While that is being done, Olan is asked if Clayton will change, if the glamour of the NFL will get to him. Olan says, gravely, "I tell dat boy, you let your neck get bigger, not your head."
Back at his house Clayton relaxes on the couch while Diane brings him another plastic cup and says, about the snuff, "He's going to lose his lip one of these days." She asks again when he's going to spade her up a vegetable garden. "Aw, you're pregnant," he says. "You don't need to be working in a garden."
"Some farmer," she says.
It's almost dark, and Clayton is content to sit and talk, resigned now to the fact that he won't be able to get in any more plowing. Besides, he has to fly to Boston the next day to accept a Patriot Rookie of the Year award from the Pats' booster club.

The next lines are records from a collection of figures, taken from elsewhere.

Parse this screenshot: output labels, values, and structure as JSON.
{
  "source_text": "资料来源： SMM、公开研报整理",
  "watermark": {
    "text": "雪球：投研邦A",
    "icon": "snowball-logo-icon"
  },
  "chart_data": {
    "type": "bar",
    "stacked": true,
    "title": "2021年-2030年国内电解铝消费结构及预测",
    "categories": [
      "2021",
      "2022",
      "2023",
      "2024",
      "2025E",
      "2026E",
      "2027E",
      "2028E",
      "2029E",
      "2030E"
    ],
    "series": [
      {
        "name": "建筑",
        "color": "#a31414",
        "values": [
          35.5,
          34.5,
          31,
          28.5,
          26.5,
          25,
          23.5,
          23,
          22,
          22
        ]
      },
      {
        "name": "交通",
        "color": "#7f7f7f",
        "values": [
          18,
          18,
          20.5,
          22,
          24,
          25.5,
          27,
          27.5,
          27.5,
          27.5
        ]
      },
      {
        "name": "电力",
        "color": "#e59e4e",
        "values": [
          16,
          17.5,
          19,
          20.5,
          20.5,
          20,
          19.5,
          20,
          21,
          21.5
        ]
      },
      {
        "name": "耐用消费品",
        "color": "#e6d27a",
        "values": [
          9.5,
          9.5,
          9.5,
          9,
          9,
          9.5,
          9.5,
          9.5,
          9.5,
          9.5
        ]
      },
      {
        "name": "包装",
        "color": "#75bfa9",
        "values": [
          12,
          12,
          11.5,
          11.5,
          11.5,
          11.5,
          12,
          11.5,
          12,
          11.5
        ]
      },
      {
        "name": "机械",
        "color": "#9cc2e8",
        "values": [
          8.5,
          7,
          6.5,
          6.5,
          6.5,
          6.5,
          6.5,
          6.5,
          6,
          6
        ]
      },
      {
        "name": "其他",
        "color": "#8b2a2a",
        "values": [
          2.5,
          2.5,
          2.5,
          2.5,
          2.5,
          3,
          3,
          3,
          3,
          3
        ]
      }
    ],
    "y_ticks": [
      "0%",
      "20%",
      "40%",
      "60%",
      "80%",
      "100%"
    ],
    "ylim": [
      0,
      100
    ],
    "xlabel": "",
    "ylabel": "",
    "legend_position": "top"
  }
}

"You know what's funny?" he says. "Sometimes I'll be riding along on that tractor and I'll look down at the cotton and think, dang, some guy in England might someday be wearing a shirt made out of this very cotton I'm growing here. Or maybe it'll be part of a sheet for somebody's bed in Tokyo. I guess they use sheets in Japan."
He wrinkles his brow, still trying to explain the appeal of Wall—why he gave serious thought to passing up pro football in favor of staying down on the farm. "It's not just the farming," he says. "A lot of it is the quality of life here in Wall. And it's not real big things. Just little stuff. Like two or three nights a week people will come by or we'll go over to their house and play dominoes. And these are all people you grew up with. They know you and you know them. So you don't have to do a lot of explaining about yourself, because they already know. Man, do you know that most of those folks in Foxboro never even heard of Moon or Forty-two [which are domino games]? That's the kind of stuff I'm talking about."
And it's other things. It's going down to the cotton gin on rainy mornings and drinking coffee and talking shop with the other farmers. It's the informal life in Wall, where Weishuhn can drive up unannounced in anyone's front yard and the door will pop open and he'll get a warm greeting before he even gets out of his pickup. It's the feeling of knowing exactly who he is and where he is and the importance of what he's doing.
It's little things, like, in the summer, when Weishuhn and his father and his brothers are out in the fields and Diane and Marlene and his brothers' wives bring lunch out to them. And they get off their tractors and gather around the bed of a pickup and eat and laugh and talk.
It's the dances he and Diane go to at the community hall of the Catholic church. It's being able to take off and go fishing of an afternoon whenever he wants.